En plus, la possibilité d’éloigner l’auteur de violences du domicile reste théorique ; les hébergements spécialisés pour femmes en situation de violences ne sont qu’au nombre de trois (!) en Fédération Wallonie Bruxelles ; le ligne téléphonique d’écoute et d’orientation n’est pas une ligne d’urgence, elle est exclusivement consacrée aux violences conjugales et accessible uniquement aux heures de bureaux et en français ; les femmes dont le titre de séjour dépend d’un regroupement familial risquent de perdre leurs papiers si elles dénoncent les violences qu’elles subissent ; en moyenne 8 viols sont enregistrés par jour mais le manque d’accompagnement et la lourdeur de la procédure pour dénoncer des violences sexuelles découragent et, de toute façon, seuls 4% des plaintes aboutissent ; le Set d’Agression Sexuelle (SAS) qui permet de récolter des preuves médico-légales n’est pas utilisé dans les hôpitaux qui ne sont pour la plupart pas préparés à accueillir et accompagner les victimes ; … Et la liste est encore longue…
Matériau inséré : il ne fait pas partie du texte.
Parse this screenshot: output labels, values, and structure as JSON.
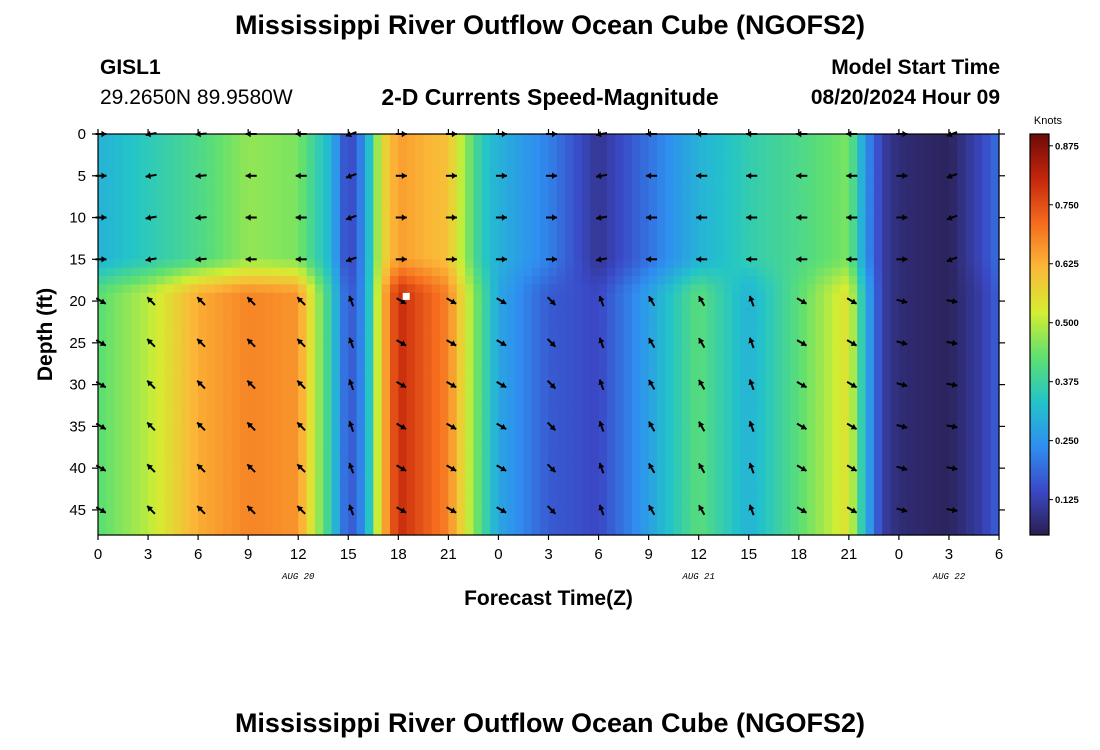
{
  "header": {
    "title": "Mississippi River Outflow Ocean Cube (NGOFS2)",
    "station": "GISL1",
    "coordinates": "29.2650N  89.9580W",
    "subtitle": "2-D Currents Speed-Magnitude",
    "model_start_label": "Model Start Time",
    "model_start_value": "08/20/2024 Hour 09"
  },
  "footer": {
    "title": "Mississippi River Outflow Ocean Cube (NGOFS2)"
  },
  "chart_data": {
    "type": "heatmap",
    "title": "2-D Currents Speed-Magnitude",
    "xlabel": "Forecast Time(Z)",
    "ylabel": "Depth (ft)",
    "x_ticks": [
      "0",
      "3",
      "6",
      "9",
      "12",
      "15",
      "18",
      "21",
      "0",
      "3",
      "6",
      "9",
      "12",
      "15",
      "18",
      "21",
      "0",
      "3",
      "6"
    ],
    "x_hours_from_aug20_00z": [
      0,
      3,
      6,
      9,
      12,
      15,
      18,
      21,
      24,
      27,
      30,
      33,
      36,
      39,
      42,
      45,
      48,
      51,
      54
    ],
    "date_labels": [
      {
        "label": "AUG 20",
        "hour": 12
      },
      {
        "label": "AUG 21",
        "hour": 36
      },
      {
        "label": "AUG 22",
        "hour": 51
      }
    ],
    "y_ticks": [
      0,
      5,
      10,
      15,
      20,
      25,
      30,
      35,
      40,
      45
    ],
    "ylim": [
      48,
      0
    ],
    "xlim": [
      0,
      54
    ],
    "colorbar": {
      "label": "Knots",
      "ticks": [
        "0.875",
        "0.750",
        "0.625",
        "0.500",
        "0.375",
        "0.250",
        "0.125"
      ],
      "tick_values": [
        0.875,
        0.75,
        0.625,
        0.5,
        0.375,
        0.25,
        0.125
      ],
      "range": [
        0.05,
        0.9
      ],
      "colors": [
        "#2a1f4f",
        "#3b49c7",
        "#2f8ff0",
        "#23c4c9",
        "#5fe070",
        "#d4ee32",
        "#fbb838",
        "#f56b1e",
        "#c4260b",
        "#6e0a08"
      ]
    },
    "depth_levels_ft": [
      0,
      5,
      10,
      15,
      20,
      25,
      30,
      35,
      40,
      45
    ],
    "speed_upper_layer_0_to_15ft": [
      {
        "hour": 0,
        "speed": 0.3
      },
      {
        "hour": 3,
        "speed": 0.35
      },
      {
        "hour": 6,
        "speed": 0.4
      },
      {
        "hour": 9,
        "speed": 0.47
      },
      {
        "hour": 12,
        "speed": 0.45
      },
      {
        "hour": 14,
        "speed": 0.3
      },
      {
        "hour": 15,
        "speed": 0.12
      },
      {
        "hour": 16,
        "speed": 0.25
      },
      {
        "hour": 17,
        "speed": 0.55
      },
      {
        "hour": 18,
        "speed": 0.65
      },
      {
        "hour": 21,
        "speed": 0.6
      },
      {
        "hour": 23,
        "speed": 0.35
      },
      {
        "hour": 24,
        "speed": 0.3
      },
      {
        "hour": 27,
        "speed": 0.22
      },
      {
        "hour": 30,
        "speed": 0.1
      },
      {
        "hour": 33,
        "speed": 0.2
      },
      {
        "hour": 36,
        "speed": 0.3
      },
      {
        "hour": 39,
        "speed": 0.36
      },
      {
        "hour": 42,
        "speed": 0.4
      },
      {
        "hour": 45,
        "speed": 0.45
      },
      {
        "hour": 46,
        "speed": 0.25
      },
      {
        "hour": 47,
        "speed": 0.12
      },
      {
        "hour": 48,
        "speed": 0.08
      },
      {
        "hour": 51,
        "speed": 0.06
      },
      {
        "hour": 53,
        "speed": 0.14
      },
      {
        "hour": 54,
        "speed": 0.2
      }
    ],
    "speed_lower_layer_20_to_48ft": [
      {
        "hour": 0,
        "speed": 0.42
      },
      {
        "hour": 3,
        "speed": 0.5
      },
      {
        "hour": 6,
        "speed": 0.63
      },
      {
        "hour": 9,
        "speed": 0.68
      },
      {
        "hour": 12,
        "speed": 0.66
      },
      {
        "hour": 14,
        "speed": 0.35
      },
      {
        "hour": 15,
        "speed": 0.15
      },
      {
        "hour": 16,
        "speed": 0.25
      },
      {
        "hour": 17,
        "speed": 0.6
      },
      {
        "hour": 18,
        "speed": 0.8
      },
      {
        "hour": 21,
        "speed": 0.68
      },
      {
        "hour": 23,
        "speed": 0.4
      },
      {
        "hour": 24,
        "speed": 0.28
      },
      {
        "hour": 27,
        "speed": 0.17
      },
      {
        "hour": 30,
        "speed": 0.14
      },
      {
        "hour": 33,
        "speed": 0.27
      },
      {
        "hour": 36,
        "speed": 0.42
      },
      {
        "hour": 39,
        "speed": 0.3
      },
      {
        "hour": 42,
        "speed": 0.42
      },
      {
        "hour": 45,
        "speed": 0.55
      },
      {
        "hour": 46,
        "speed": 0.3
      },
      {
        "hour": 47,
        "speed": 0.12
      },
      {
        "hour": 48,
        "speed": 0.08
      },
      {
        "hour": 51,
        "speed": 0.06
      },
      {
        "hour": 53,
        "speed": 0.12
      },
      {
        "hour": 54,
        "speed": 0.18
      }
    ],
    "arrow_direction_deg_from_east": {
      "upper_layer": [
        {
          "hour": 0,
          "deg": 0
        },
        {
          "hour": 3,
          "deg": 190
        },
        {
          "hour": 6,
          "deg": 185
        },
        {
          "hour": 9,
          "deg": 180
        },
        {
          "hour": 12,
          "deg": 180
        },
        {
          "hour": 15,
          "deg": 200
        },
        {
          "hour": 18,
          "deg": 0
        },
        {
          "hour": 21,
          "deg": 0
        },
        {
          "hour": 24,
          "deg": 0
        },
        {
          "hour": 27,
          "deg": 0
        },
        {
          "hour": 30,
          "deg": 190
        },
        {
          "hour": 33,
          "deg": 180
        },
        {
          "hour": 36,
          "deg": 180
        },
        {
          "hour": 39,
          "deg": 180
        },
        {
          "hour": 42,
          "deg": 180
        },
        {
          "hour": 45,
          "deg": 180
        },
        {
          "hour": 48,
          "deg": 0
        },
        {
          "hour": 51,
          "deg": 200
        }
      ],
      "lower_layer": [
        {
          "hour": 0,
          "deg": -30
        },
        {
          "hour": 3,
          "deg": 135
        },
        {
          "hour": 6,
          "deg": 135
        },
        {
          "hour": 9,
          "deg": 135
        },
        {
          "hour": 12,
          "deg": 135
        },
        {
          "hour": 15,
          "deg": 110
        },
        {
          "hour": 18,
          "deg": -30
        },
        {
          "hour": 21,
          "deg": -30
        },
        {
          "hour": 24,
          "deg": -30
        },
        {
          "hour": 27,
          "deg": -45
        },
        {
          "hour": 30,
          "deg": 110
        },
        {
          "hour": 33,
          "deg": 120
        },
        {
          "hour": 36,
          "deg": 120
        },
        {
          "hour": 39,
          "deg": 110
        },
        {
          "hour": 42,
          "deg": -30
        },
        {
          "hour": 45,
          "deg": -30
        },
        {
          "hour": 48,
          "deg": -15
        },
        {
          "hour": 51,
          "deg": -10
        }
      ]
    },
    "marker": {
      "hour": 18.5,
      "depth": 19.5
    }
  }
}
Besoin urgent d’un sursaut féministe
Les violences machistes relèvent d’une responsabilité collective. L’Etat et ses institutions se doivent de prendre en charge une lutte efficace contre ces violences à travers des services publics adaptés et pas seulement à coup de campagnes de sensibilisation, qui plus est, mal calibrées. Mais il est tout autant indispensable que le mouvement féministe reprenne la main sur ce terrain. Sans ça, on ne peut pas espérer qu’une meilleure compréhension des violences machistes tombe du ciel ni, par conséquent, que des mesures adéquates soient mise en œuvre pour garantir l’intégrité, la sécurité et l’autonomie de toutes les femmes.
Les copines de l’Etat Espagnol, entre autres, montrent la voie. A travers des années de lutte, elles parviennent à ce que les violences machistes soient davantage considérées comme telles et mieux combattues à travers les pouvoirs publics, les mouvements sociaux et même les médias. C’est encore loin d’être gagné mais elles réussissent néanmoins à peser pour faire pencher le rapport de force. En Belgique, à l’heure où les femmes s’en prennent plein la tronche -au propre comme au figuré- en première ligne des mesures antisociales, racistes et sécuritaires, il est plus que temps d’unir nos forces pour nous engager dans un tel mouvement. Pas une de plus ne doit tomber sous les coups !
- Citons notamment « En dehors de ça, tout va bien entre nous » des Femmes Prévoyantes Socialistes ou les actions décentralisées de Vie Féminine, les deux grandes organisations de femmes en Belgique francophone.